Malgré des problèmes d’insécurité plutôt habituels dans les quartiers populaires à forte densité de population, la Goutte d’Or est un modèle historique de vivre ensemble. Aux ouvriers et artisans locaux qui peuplaient le quartier au 19e siècle, se sont ajouté des Juifs ashkénazes qui fuyaient les pogromes.

Avec eux naît une tradition textile dans le quartier, qui sera pérennisée par les couturiers originaires d’Afrique de l’Ouest qui l’investissent à partir de 1970. Entre temps, de nombreux Maghrébins, arrivés après la Seconde Guerre mondiale, s’y installent également, suivi, à partir des années 2000, par des Blancs sensibles aux prix attractifs des logements qui, dans le reste de Paris, sont devenus inabordables.


TANGER
Les oubliés de Tanger

par Félix Lançon
correspondant à Tanger pour L’Itinéraire

Dans le nord du Maroc, la ville de Tanger compterait plus de 8000 sans-abri. Tout un monde qui se prend de plein fouet les mesures de confinement en vigueur depuis le 20 mars partout dans le Royaume. Des mesures impossibles à respecter quand on vit dans la rue, quand on y dort aussi.

Avant la Covid-19, ils étaient des dizaines à passer la nuit sous ses grandes alcôves crénelées. Ce matin de mai, ils ne sont qu’une poignée au pied de la mosquée Mohammed V. Tous endormis, emmitouflés dans des couvertures rapiécées, un carton détrempé comme matelas de fortune.

Ces dalles humides, ils y reviennent mécaniquement pour y passer des nuits courtes, agitées de descentes policières souvent musclées. Parce qu’ils n’ont de toute façon pas d’autre endroit où aller, ici au moins la pluie battante ne les atteint que par à-coups.

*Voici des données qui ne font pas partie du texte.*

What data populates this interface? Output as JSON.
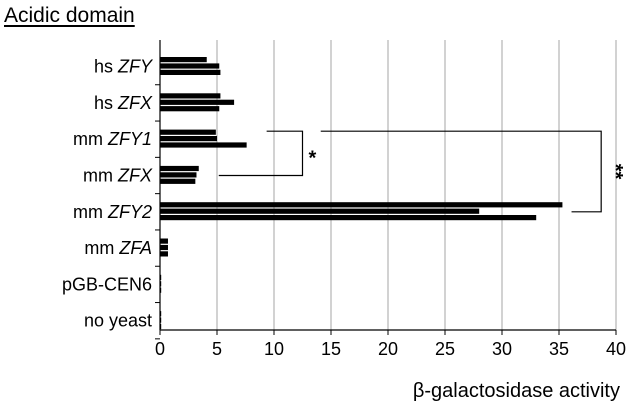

Loin au-dessus de ces formes invisibles, des haut-parleurs hors d’âge plantés en haut du minaret crachent le chant du muezzin.


MILAN
L’espoir d’un temps nouveau

par Josée Panet-Raymond

Il y a quatre mois, les yeux du monde entier étaient tournés vers l’Italie où la Covid-19 s’était répandue comme un feu de brousse et avait fait un nombre choquant de victimes, surtout dans le nord du pays. À ce jour, on compte dans la grande botte quelque 60 000 morts, dont plus de 15 000 en Lombardie.

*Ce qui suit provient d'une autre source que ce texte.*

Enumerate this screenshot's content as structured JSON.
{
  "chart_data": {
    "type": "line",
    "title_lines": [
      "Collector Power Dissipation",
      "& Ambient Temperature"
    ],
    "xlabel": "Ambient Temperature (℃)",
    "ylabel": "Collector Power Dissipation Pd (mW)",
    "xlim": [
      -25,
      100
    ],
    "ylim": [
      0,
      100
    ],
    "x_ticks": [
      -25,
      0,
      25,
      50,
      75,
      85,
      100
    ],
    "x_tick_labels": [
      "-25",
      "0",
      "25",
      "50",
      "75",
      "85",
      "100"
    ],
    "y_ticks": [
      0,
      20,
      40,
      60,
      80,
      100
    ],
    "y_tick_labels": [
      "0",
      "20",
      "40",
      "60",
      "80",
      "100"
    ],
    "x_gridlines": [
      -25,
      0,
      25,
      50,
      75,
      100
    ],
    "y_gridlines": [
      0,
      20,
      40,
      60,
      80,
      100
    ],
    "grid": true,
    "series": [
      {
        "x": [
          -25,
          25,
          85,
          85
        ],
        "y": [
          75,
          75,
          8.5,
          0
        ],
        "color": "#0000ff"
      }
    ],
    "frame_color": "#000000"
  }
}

C’est dans cette région du pays, à Milan pour être plus précis, que se trouve le siège du magazine de rue Scarp de’ tenis*. En avril dernier, nous avons parlé à Stefano Lampertico, l’éditeur de la publication vendue dans la rue par des camelots, tout comme L’Itinéraire. À l’instar de tous les journaux de rue du monde, la pandémie a renvoyé les camelots chez eux (pour ceux et celles qui avaient un chez-soi) et la vente dans la rue a été suspendue.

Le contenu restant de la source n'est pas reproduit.